The Austin Chronicle

https://www.austinchronicle.com/books/2002-08-23/100647/

Readings

Reviewed by Clay Smith, August 23, 2002, Books

Man Walks Into a Room

by Nicole Krauss

Nan A. Talese/Doubleday, 248 pp., $23.95

Nicole Krauss' first novel opens with a beguiling, haunting detective story: On the last day of classes, a respected young English professor at Columbia University suddenly walks out of his office, leaving behind his work and wife, and begins driving toward the West. When two Nevada policemen find a man who has forgotten how to talk, with dust "worn ... into the creases of his skin," they assume he stole the wallet that claims he teaches at Columbia and belongs to the West Side Racquet Club and the Museum of Modern Art; people don't end up in the middle of Mercury Valley by accident. At the hospital, the police learn that a Samson Greene, who in fact does teach English at Columbia, has been missing for eight days. His wife Anna would like to know how he ended up in the desert. But Samson can't tell her because there's a small tumor, about the size of a cherry, pressing on his temporal lobe. When he wakes up from the surgery that removes the tumor he can only remember the first 12 years of his life, and that was long before he met Anna. "He had stumbled and landed in the immaculate geography of the mind," Krauss writes, in the assured clarity that marks this memorable debut. Samson has retained his "advanced mind" and the emotional maturity of his 36 years, and he is curiously able to "lay down" new memories after his surgery, so he is particularly precious to the doctors who begin studying him. But Samson has only a "polite" respect for his past, and doesn't care if the doctors grill him day in and day out, as long as he doesn't have to become "someone he felt he'd never been" and endure his wife's "surgical disapproval" of his complete disinterest in precisely who he used to be.

Samson seems like a automaton, albeit an entirely sentient one, but the beauty of this novel is that, to Samson, we're the automatons, receiving "curt instructions from ... tiny telephones" or becoming tribal in Las Vegas: "[Samson] walked into a casino and wandered past the table, edging himself into a crowd gathered around a game of craps. Maybe it's as easy as that, he thought to himself, just wedge yourself between this fat guy and that lady in a gold dress and you're in, part of it, everyone vibrating in the glory of the high roller riding a lucky streak, keeping an edge against the house.
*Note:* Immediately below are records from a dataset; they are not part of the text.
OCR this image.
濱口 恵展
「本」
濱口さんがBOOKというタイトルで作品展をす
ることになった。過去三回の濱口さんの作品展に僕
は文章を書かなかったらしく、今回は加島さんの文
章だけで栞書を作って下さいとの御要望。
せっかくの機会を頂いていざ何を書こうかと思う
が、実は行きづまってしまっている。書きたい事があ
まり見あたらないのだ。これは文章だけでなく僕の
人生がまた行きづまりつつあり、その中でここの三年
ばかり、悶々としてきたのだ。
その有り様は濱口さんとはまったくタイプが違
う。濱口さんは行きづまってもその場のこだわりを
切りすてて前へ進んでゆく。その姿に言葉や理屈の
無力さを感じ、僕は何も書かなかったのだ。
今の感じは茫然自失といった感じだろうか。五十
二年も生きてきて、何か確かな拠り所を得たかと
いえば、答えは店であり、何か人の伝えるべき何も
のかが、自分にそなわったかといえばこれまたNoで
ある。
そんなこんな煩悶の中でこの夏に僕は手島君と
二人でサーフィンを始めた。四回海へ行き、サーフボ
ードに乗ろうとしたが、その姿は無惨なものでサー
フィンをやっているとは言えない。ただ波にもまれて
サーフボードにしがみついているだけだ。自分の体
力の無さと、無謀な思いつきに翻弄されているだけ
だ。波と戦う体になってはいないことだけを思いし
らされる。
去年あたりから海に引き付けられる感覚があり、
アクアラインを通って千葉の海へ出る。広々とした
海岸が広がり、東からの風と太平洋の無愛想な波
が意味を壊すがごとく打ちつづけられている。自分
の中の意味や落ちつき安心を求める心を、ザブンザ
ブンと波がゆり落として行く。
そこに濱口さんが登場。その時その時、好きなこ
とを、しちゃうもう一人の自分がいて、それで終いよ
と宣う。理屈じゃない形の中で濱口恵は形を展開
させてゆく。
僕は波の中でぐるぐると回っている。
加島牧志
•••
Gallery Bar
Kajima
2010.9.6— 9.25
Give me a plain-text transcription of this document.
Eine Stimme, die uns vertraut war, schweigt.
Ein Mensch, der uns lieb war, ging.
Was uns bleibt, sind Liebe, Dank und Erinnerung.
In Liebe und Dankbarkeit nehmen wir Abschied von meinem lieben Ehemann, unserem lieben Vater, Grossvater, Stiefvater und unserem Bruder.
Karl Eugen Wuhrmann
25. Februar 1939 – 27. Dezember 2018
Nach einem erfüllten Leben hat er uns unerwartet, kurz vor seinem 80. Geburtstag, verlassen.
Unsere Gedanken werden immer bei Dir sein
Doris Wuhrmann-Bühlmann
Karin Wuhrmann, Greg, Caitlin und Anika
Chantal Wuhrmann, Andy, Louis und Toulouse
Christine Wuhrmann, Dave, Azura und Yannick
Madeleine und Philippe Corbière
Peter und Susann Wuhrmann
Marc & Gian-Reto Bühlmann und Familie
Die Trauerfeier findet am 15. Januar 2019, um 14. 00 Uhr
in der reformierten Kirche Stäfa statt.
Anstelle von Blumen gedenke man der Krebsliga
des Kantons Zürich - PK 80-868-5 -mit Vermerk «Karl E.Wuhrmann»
And for a little while it was fine, the terror left him." When Ray, a neurologist, hears about Samson's case and asks him to be involved in the first attempt to transfer a memory from one person to another, Samson readily agrees; he is the perfect test subject, has nothing to do, and is supposedly lured by Ray's charisma: "There were moments when, listening to Ray, Samson felt he understood how people took up with cults, deciding to give up everything to follow one charismatic leader, sleeping in vans, selling literature on street corners, and dancing with bells." But since Ray goes around saying things like, "The desert is a hunger artist; it renounces everything," it's a little hard to believe that anyone would drop everything to follow him. This is a novel of ideas, with a plot that occasionally reads like a "plot of emptiness," as Samson once considers describing his own mind to a taxi driver. Krauss is an ambitious writer with a penchant for putting as many observations as possible in her first novel, when just a description would be sufficient. "And because it is impossible to contemplate, to actually feel the suffering of another without reference to one's own, Samson was naturally moved to think of Anna, and then, finally, his own mother." Often enough in Man Walks Into a Room, you get plot description and a lesson. After finishing the last page, however, what endures is the recognition that Krauss observes with discerning, moving eyes that don't miss a thing.